Una fitta rete di tessuto alle finestre impedisce agli insetti di entrare, ma non ai raggi del sole che si appoggiano sugli spartani mobili di legno scuro e tagliano in due il mio libro aperto, con le pagine arricciate dall’umidità.
Le jeep che ci aspetta sembra dell’anteguerra. Il cruscotto appare come un unico blocco nero senza alcun indicatore o spia, il cambio è una leva lunga e sottile in mezzo al nulla.
Ci avviamo e per un attimo mi sembra di andare contromano, prima di ricordarmi che qui la guida è all’inglese. E ha lo stesso sapore coloniale del tè delle cinque che abbiamo preso il giorno prima, guardando la spiaggia bianca che il mare tornava a bagnare dopo la bassa marea della mattina.
Lasciamo la strada principale ed attraversiamo un villaggio, confusi dal tripudio di saluti dei bambini che si precipitano sul ciglio e la decisa freddezza di molti adulti che continuano, sospettosi, le loro attività.
Indecisi se fotografare o meno, vista l’accoglienza incerta, ci lasciamo guidare dal caso, pronti ad abbassare la macchina in caso di reazioni negative.
Le foto ti rubano l’anima, sostiene una vecchia credenza.
E in fondo, è proprio quello che stiamo tentando di fare, dal tetto aperto di queste jeep scassate, agitati dalle buche e bruciati dal sole ormai alto. Rubare l’anima.

La nostra jeep si ferma poco dopo il villaggio, poco lontano dalla nostra meta, ma incapace di ripartire.
Hacuna Matata, come sempre, si affretta a commentare la nostra guida.
Scendiamo, perché davanti a noi, superato qualche albero c’è una distesa sconfinata di sabbia amabilmente disegnata dal vento. Sono linee morbide ma ostinate che si riformano identiche ad ogni soffio d’aria.
Incredibilmente, la jeep, che noi già diamo per persa, riparte e ci porta fino alla foce del fiume.

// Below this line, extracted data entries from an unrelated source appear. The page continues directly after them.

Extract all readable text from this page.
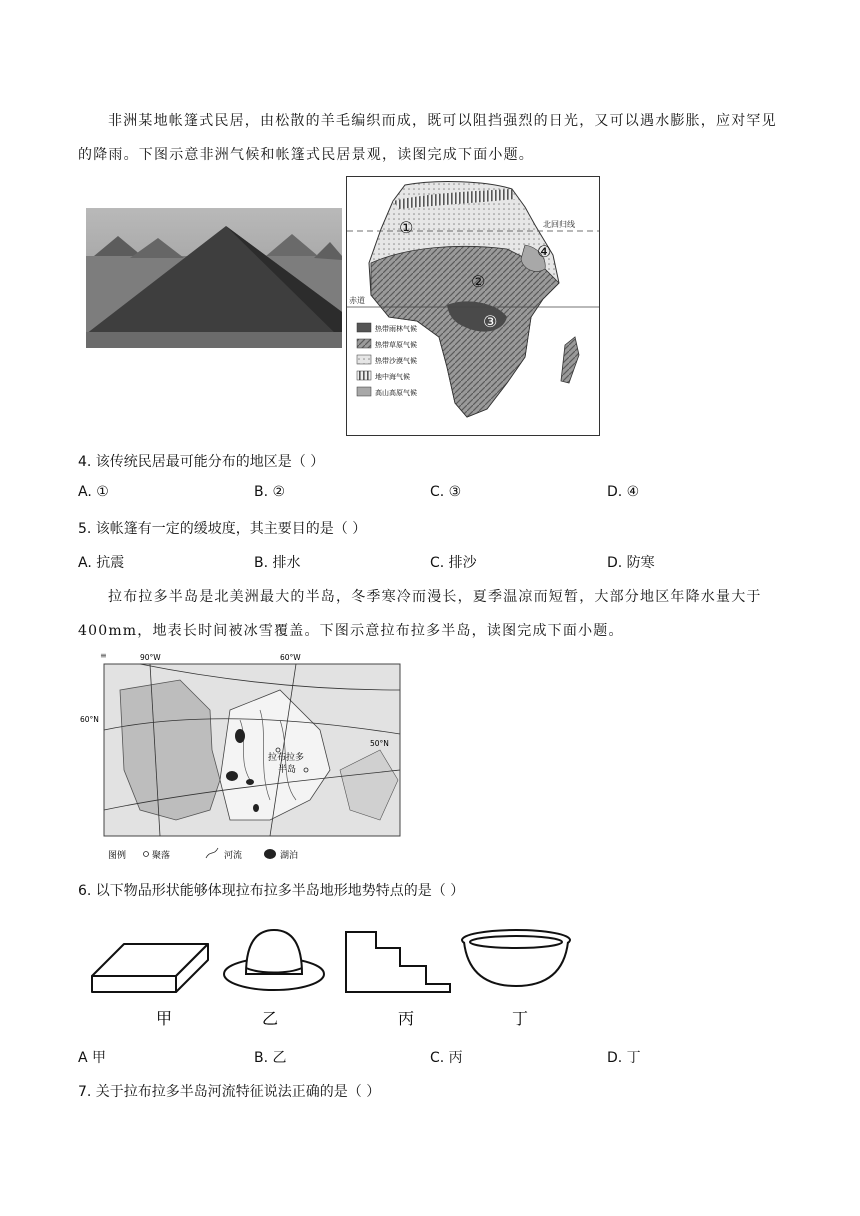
非洲某地帐篷式民居，由松散的羊毛编织而成，既可以阻挡强烈的日光，又可以遇水膨胀，应对罕见的降雨。下图示意非洲气候和帐篷式民居景观，读图完成下面小题。
北回归线
赤道
①
②
③
④
热带雨林气候
热带草原气候
热带沙漠气候
地中海气候
高山高原气候
4. 该传统民居最可能分布的地区是（ ）
A. ①	B. ②	C. ③	D. ④
5. 该帐篷有一定的缓坡度，其主要目的是（ ）
A. 抗震	B. 排水	C. 排沙	D. 防寒
拉布拉多半岛是北美洲最大的半岛，冬季寒冷而漫长，夏季温凉而短暂，大部分地区年降水量大于400mm，地表长时间被冰雪覆盖。下图示意拉布拉多半岛，读图完成下面小题。
≡	90°W	60°W
60°N
50°N
拉布拉多
半岛
图例	聚落	河流	湖泊
6. 以下物品形状能够体现拉布拉多半岛地形地势特点的是（ ）
甲	乙	丙	丁
A 甲	B. 乙	C. 丙	D. 丁
7. 关于拉布拉多半岛河流特征说法正确的是（ ）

Mi arrotolo i pantaloni come posso e inizio ad affondare prima con i piedi, poi con le caviglie e infine a metà polpaccio nel fango. Sembrano sabbie mobili. La cosa più difficile è mantenersi in equilibrio perché non sai mai esattamente quanto affonderai e quindi finisci per pendere improvvisamente tutto a destra o a sinistra, cercando disperatamente di non finire per terra, in quella poltiglia. Tutti ci guardiamo I piedi come se tenere lo sguardo fisso sul terreno molliccio aiutasse a rimanere in superficie.
E’ solo quando, acquistata un po’ di sicurezza, rialzo la testa che mi accorgo del motivo che ci ha spinto fino qui.
All’orizzonte, dritto davanti a noi.
Fenicotteri. Rosa. Un mare di fenicotteri rosa.
Ci avviciniamo lentamente, per non spaventarli (e poi provate un po’ a correre nel fango… ). Fino a quando loro decidono che abbiamo superato la distanza di sicurezza e si alzano in volo, per andarsi a posare da un’altra parte.
Noi proviamo a seguirli, tanto più che si sono allontanati da quella melma per tornare su un terreno più sabbioso.
Stavolta ci permettono di avvicinarci di più, fino a quando di nuovo, non superiamo il limite e dispiegano le ali.
Provo a racchiudere il volo dentro il mio obiettivo, poi abbasso la macchina e, con i piedi sempre più piantati per terra, li guardo allontanarsi.